Lili relieved me of my deputy duties and I went back to doctoring. She didn’t say anything the next week nor the week after. Finally, I went to see her one quiet afternoon. She was in the sheriff’s office, doing paperwork. She looked up when I knocked and walked in.
“Howdy, Doc. Help yourself to some coffee, and I’ll be right with you.” I did so, and then sat at the empty deputy’s desk, waiting patiently. We hadn’t any need for another deputy since the undead skedaddled.
Lili signed her name on one of the documents with a flourish and gave me her attention. “What can I do for you, Doc?”
“Well, Lili, I was wondering if you’d given any more thought to my proposal?”
Lili looked thoughtful. “I have. And it was a fine and generous offer, to be sure, Doc. I like it here in Gristle Creak. I’d like to stay on as sheriff.”
“That wasn’t my offer, Lili. You’ve done an excellent job as sheriff, but you can’t be sheriff if you’re going to be my wife.”
“Whyever not?”
That stumped me. I had thought it obvious. “Ladies aren’t sheriffs, Lili. Especially not married ladies. What would people think?”
“Do you care?”
“I care what folks here in Gristle Creak think of me, yes I do,” I said defensively. “It’s my home.”
“Well, I don’t think we’re especially suited, Doc. Seeing as how I want to be a sheriff, and you want me to be a wife. Why don’t you go ask Mrs. Holstrup, she-that-had-been-Annie-Whitethorn?”

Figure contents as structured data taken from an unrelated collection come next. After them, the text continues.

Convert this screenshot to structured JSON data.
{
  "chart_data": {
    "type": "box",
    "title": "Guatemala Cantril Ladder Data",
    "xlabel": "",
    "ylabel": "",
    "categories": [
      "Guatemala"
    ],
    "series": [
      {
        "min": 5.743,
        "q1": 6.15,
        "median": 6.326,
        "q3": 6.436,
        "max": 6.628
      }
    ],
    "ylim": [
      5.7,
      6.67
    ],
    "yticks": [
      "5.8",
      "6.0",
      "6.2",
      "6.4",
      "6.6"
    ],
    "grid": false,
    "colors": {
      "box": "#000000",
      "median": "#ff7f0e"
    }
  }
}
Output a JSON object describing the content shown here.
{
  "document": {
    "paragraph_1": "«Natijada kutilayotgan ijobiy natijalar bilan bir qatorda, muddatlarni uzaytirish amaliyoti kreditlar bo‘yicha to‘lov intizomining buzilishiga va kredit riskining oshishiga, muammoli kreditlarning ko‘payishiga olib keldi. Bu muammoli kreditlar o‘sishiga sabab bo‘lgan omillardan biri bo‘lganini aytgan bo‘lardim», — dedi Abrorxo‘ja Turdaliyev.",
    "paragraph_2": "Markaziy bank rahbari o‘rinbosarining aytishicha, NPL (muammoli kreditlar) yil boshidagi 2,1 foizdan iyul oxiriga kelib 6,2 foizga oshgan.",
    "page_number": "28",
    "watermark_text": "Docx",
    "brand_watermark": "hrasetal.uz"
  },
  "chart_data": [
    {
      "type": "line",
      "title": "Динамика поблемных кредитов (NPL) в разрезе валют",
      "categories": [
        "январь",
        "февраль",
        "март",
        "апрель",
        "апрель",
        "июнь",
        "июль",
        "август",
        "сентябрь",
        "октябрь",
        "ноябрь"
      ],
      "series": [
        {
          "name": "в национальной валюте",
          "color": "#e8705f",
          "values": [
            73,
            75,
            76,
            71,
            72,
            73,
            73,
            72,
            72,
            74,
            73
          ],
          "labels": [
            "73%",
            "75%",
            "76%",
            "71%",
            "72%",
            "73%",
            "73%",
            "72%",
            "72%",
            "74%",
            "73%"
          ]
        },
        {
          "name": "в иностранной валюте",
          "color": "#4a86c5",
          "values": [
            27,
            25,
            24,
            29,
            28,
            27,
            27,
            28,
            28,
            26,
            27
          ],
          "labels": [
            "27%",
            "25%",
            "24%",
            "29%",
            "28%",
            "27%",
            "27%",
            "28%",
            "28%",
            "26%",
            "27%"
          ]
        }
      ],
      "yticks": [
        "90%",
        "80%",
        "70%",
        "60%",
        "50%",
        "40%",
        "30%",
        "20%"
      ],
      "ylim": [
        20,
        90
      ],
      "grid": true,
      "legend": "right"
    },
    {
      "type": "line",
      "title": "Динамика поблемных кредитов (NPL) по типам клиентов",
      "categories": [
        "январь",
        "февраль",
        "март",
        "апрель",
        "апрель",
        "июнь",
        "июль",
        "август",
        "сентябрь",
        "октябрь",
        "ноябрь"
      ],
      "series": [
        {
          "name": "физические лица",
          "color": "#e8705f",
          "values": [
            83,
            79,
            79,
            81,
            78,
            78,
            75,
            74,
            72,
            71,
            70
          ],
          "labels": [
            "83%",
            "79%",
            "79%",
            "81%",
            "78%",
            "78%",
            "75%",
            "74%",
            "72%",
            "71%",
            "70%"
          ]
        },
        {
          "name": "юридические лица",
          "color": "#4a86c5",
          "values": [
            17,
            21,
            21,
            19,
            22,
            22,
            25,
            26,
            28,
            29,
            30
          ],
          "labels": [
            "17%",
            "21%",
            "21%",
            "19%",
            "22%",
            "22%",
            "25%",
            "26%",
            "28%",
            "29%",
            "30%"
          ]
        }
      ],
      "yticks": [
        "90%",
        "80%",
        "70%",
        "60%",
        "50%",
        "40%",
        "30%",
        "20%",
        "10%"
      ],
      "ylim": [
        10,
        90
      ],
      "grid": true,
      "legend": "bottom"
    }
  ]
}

I was positively thunderstruck at this suggestion. Annie was a married woman! Then I remembered that Jed’s ashes were blowing around the chaparral like the memories of youth, and that Annie was indeed a widow. A rich widow. With a gold mine.
Well, I reckon I can talk the hind leg off a donkey and you’re probably itching to be on your way, so I’ll make this short. Me and Annie have got four adorable little ‘uns—if you’re counting Jed’s two, and I am—all with curly blonde hair. Annie’s hair is as beautiful as ever, though there’s more silver in the gold now. I’m doing about the same. Wizards tend to age kind of slow. If they’re careful.
But Lili—well, some in the Territory think it’s a scandal that Gristle Creak employs a pretty lady sheriff. But I’m telling you, when it comes to enforcing the law, why, that woman’s a real demon.